Good News: New Rules Affect Tax Deductable Status of Local Stays

Capturing all available tax benefits for your business is challenging because tax rules change often. One new tax law is a substantial change in the way businesses have been handling employee travel.

Previously, tax-deductible travel expenses applied only when employees traveled away from home. If an employer paid for local accommodations for employees working late, it was not tax deductable; rather, the cost of accommodations became a personal expense not deductible by that employee.

Reimbursing employees for local accommodations caused difficulties for a business. Employer reimbursements of personal expenses to employees were being added to employees’ compensation amounts, triggering payroll taxes and difficulty in preparing accurate W-2s.

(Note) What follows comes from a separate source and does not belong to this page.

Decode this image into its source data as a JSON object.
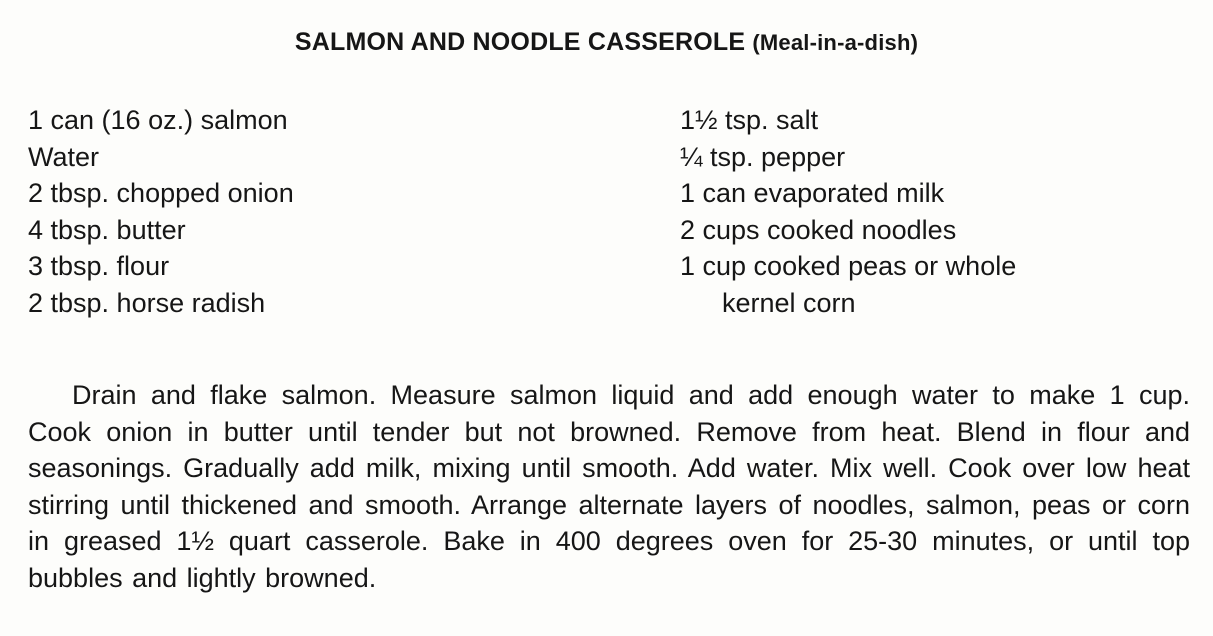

A new rule permits tax deduction for local lodging when it satisfies a bona fide requirement imposed by the employer; for example, providing local accommodations so an employee can participate in meetings.

In these instances, a business may provide tax-free reimbursement to the employee and deduct the cost as a travel expense.

Extravagant expenses are not eligible, and the employee must stay overnight at the function’s locale. Special provisions limit the local stay to five consecutive nights, and this deduction is allowed on only one occasion per calendar quarter.

The new rules are good news for employers and employees. Businesses can avoid tax complications when arranging local lodgings so employees can attend early morning presentations or late-night business social events.